A man is facing charges including vehicle theft and impaired driving after an intercity bus loaded with passengers made an unscheduled departure from Trois-Rivieres, Que., Wednesday night.

Police say people waiting to travel to Montreal were unaware their bus had been stolen as it pulled out of the downtown terminal. But they did remark on the poor driving as the bus jumped the sidewalk several times during the brief ride.

A 39-year-old Quebec City man was arrested and was scheduled to appear in court Thursday on charges of vehicle theft, impaired driving, dangerous driving and refusing to stop for police. Trois-Rivieres police said the suspect had been arrested the previous night for impaired driving.

Police said a driver with the Orleans bus line was outside waiting to leave for Montreal when he saw his vehicle back out of its parking spot and leave the lot at around 10:15 p.m. He immediately called police to report the theft.

Patrollers quickly located the stolen bus, which was driving the wrong way on a one-way street.
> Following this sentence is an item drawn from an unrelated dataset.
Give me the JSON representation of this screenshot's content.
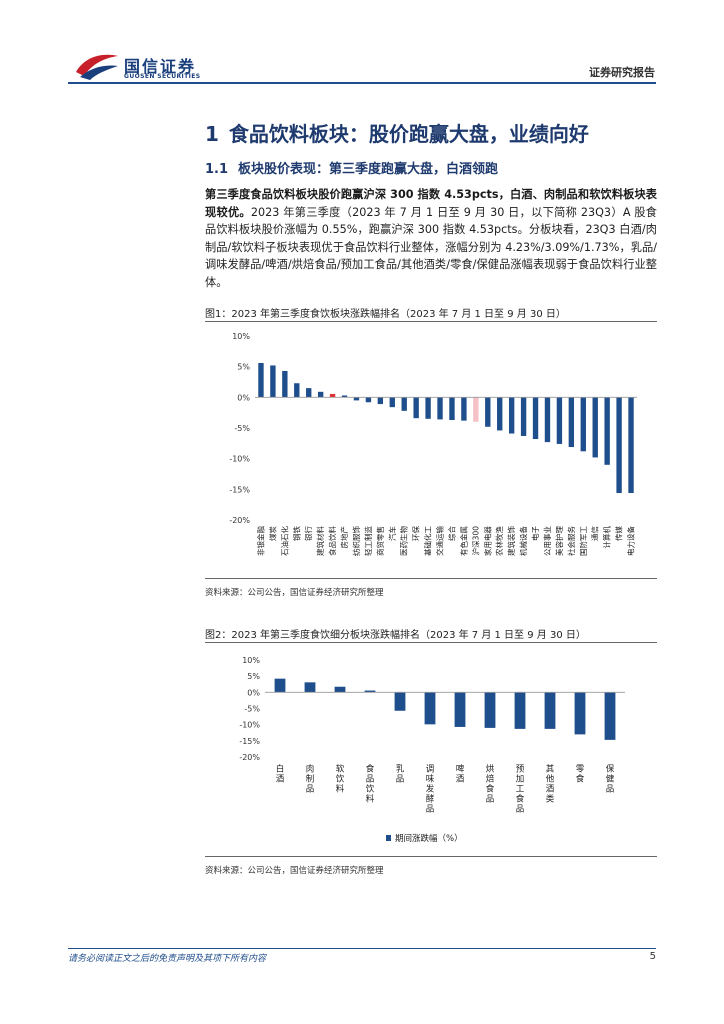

The driver did not stop, and officers followed as he drove several blocks through downtown Trois-Rivieres.

After hitting a city bus that was blocking its path and jumping the sidewalk, the bus ended up back at the terminal and the driver was arrested when he pulled into the parking lot.

According to a police spokesman, the arresting officers detected “obvious symptoms of impairment from drugs.”

As police boarded the bus to check on the passengers, they discovered that they had been unaware of the drama.

“When the officers asked if they had noticed anything unusual, some of them said they thought the driver drove badly — he jumped the sidewalk two or three times — but they didn’t think much of it,” Sgt. Luc Mongrain said.

“They just thought they were leaving. They saw the bus was moving but not who was at the wheel. They took it for granted it was the bus driver.”

Police said the suspect is a truck driver with a Class 1 license, which in theory would qualify him for driving a passenger bus.